Understand that a[0] and b[0] in this case are themselves arrays (or pointers to characters arrays, to be more precise)

strcpy() would traverse through each individual element of the character array which a[0] points to. While the assignment b[0] = a[0] will just make b[0] point where a[0] is pointing, resulting in memory leak (the memory to which b[0] was pointing cannot be free 'd).

Visualize the state of affairs using a simple figure like this -

     +---+ -->  +------+          +---+---+---+---+---+----+
     | a |      | a[0] | ------>  |'H'|'E'|'L'|'L'|'O'|'\0'| 
     +---+      +------+          +---+---+---+---+---+----+
                | a[1] |
                +------+
                | ...  |
                +------+    
                | a[n] |
                +------+                                    

Answer 3

They are different. In strcpy() case you are copying the characters, in the assignment case you adjust the pointer to point to the same array.

 a[0] -> allocated memory containing "hello"
 b[0] -> allocated memory not yet initialised

After b[0] = a[0]

both now point to same memory

 a[0] -> allocated memeory containing "hello"
 b[0] ---^ 

and worse nothing now points to b[0]'s

 allocated memory not yet initialised

so you can never free it; memory leak.

Answer 4

In this particular case they are not equivalent. If to assign a[0] to b[0] then there will be a memory leak or the same memory can be deleted twice when the arrays will be deleted.

So the correct approach is to use function strcpy .
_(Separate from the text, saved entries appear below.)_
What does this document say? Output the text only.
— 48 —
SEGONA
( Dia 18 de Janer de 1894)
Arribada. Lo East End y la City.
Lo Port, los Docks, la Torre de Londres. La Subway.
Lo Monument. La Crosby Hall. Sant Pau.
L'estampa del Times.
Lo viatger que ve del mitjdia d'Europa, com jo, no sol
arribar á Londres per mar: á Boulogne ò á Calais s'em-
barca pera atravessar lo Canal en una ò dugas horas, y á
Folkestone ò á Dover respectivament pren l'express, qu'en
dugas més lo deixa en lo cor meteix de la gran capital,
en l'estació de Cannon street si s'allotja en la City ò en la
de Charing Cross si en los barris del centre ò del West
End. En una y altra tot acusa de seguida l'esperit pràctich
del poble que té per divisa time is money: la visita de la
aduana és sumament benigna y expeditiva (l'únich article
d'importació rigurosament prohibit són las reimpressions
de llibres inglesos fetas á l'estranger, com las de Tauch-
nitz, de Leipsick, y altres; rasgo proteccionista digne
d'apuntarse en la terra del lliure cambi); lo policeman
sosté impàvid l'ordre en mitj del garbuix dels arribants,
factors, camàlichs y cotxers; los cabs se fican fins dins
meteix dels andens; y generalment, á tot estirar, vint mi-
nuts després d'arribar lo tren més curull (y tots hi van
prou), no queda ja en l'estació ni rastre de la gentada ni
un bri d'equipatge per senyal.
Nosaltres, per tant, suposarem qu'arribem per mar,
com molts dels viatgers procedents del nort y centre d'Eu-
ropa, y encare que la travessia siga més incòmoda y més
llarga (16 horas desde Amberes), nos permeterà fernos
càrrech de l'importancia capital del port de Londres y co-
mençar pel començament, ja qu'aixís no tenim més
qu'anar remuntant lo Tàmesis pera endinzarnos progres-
Take into account that there is a typo in your example. Instead of

for (int i = 0; i < 7, i++) {
  a[i] = (char*)malloc(sizeof(char)*7);
  b[i] = (char*)malloc(sizeof(char)*7);
}

there shall be

for (int i = 0; i < 5, i++) {
  a[i] = (char*)malloc(sizeof(char)*7);
  b[i] = (char*)malloc(sizeof(char)*7);
}

However there are situations when it is much simpler to use pointer assignments. Consider task of swapping of two rows of the "same" dynamically allocated array. For example let's assume that we want to swap a[0] and a[4] . We could do the task the following way using strcpy

char *tmp = malloc( 7 * sizeof( char ) );

strcpy( tmp, a[0] );
strcpy( a[0], a[4] );
strcpy( a[4[, tmp );

free( tmp );

However it will be much simpler to swap only pointers:)

char *tmp = a[0];
a[0] = a[4];
a[4] = tmp;

There is no any need to alloocate additionally memory and then to free it.:)